Ceremonies for the dead in France, England, Italy and Germany claimed that they lived in the camaraderie of the nation. This camaraderie also strengthened a democratic idea of a leadership of affinity: The officer was to demonstrate leadership and have charisma. When trench fighting became a fatalistic duty and all patriotism was muted at the end of the war, it was the myth that remained important: even after the war, and to people whose experiences should have taught them to know better. Perhaps the truest portrait of the war is Henri Barbusses’ novel “Under Fire.” Barbusse became a communist after the war, yet glorified the front line soldier. Camaraderie went together with ideas of equality (though in fact many of the volunteer second lieutenants were shot in the back by their own soldiers). The officer was good looking, clean, a natural leader, who created solidarity between himself and his men. As Barbusse wrote, it was not a class war, since a new class was born- that of the frontline soldiers. Both in Italy and Germany, ex-soldiers held strong democratic ideas; most Fascist (not Socialist) leaders had been frontline soldiers.

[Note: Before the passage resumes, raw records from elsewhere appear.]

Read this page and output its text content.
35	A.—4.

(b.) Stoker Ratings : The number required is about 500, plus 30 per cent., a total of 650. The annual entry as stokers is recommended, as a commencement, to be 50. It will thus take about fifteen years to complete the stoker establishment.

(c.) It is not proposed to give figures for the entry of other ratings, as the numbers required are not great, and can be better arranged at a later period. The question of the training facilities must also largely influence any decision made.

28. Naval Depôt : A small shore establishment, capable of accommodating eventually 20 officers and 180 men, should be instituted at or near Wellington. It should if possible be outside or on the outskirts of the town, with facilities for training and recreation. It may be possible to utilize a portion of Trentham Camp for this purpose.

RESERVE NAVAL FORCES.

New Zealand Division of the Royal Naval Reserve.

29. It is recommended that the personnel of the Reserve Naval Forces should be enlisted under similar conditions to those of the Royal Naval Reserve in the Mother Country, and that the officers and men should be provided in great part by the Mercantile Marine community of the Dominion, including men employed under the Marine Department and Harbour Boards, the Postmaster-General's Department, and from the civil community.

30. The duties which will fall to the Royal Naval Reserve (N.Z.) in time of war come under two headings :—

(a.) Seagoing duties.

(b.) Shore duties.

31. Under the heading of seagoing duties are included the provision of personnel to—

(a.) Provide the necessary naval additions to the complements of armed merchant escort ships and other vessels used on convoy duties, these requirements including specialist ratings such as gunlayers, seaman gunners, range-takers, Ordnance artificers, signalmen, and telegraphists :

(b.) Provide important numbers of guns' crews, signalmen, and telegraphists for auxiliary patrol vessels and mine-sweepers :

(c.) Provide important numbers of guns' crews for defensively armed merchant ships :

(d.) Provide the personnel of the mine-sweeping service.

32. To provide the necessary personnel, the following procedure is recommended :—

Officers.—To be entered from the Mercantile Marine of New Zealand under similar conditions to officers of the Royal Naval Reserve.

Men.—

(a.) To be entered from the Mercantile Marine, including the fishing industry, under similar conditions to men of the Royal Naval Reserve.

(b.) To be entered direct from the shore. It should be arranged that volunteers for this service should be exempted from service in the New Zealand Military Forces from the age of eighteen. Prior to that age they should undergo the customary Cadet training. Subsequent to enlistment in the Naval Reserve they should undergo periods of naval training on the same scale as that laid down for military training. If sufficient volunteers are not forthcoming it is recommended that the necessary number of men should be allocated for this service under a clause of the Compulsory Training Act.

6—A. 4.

The democratic idea of leadership entailed that the leader was only a little bit better and more virtuous than the rest, with “a touch of Christ about him.” The authoritarian leadership that was in actuality apart of wartime camaraderie was projected on the post-war world. Much of our everyday vocabulary of camaraderie comes from the war. Otto Braun, son of the famous feminist Socialist Lily Braun, wrote in his “Memoir of One who Died Early” about a higher fate, countering the nervous age, with innocence, and male beauty. All of this had of course to be stripped of homoeroticism, because, as Rupert Brooke wrote, camaraderie was purer than love. Purity was the key. It was in such camaraderie of men that Fascism presented itself all over Europe.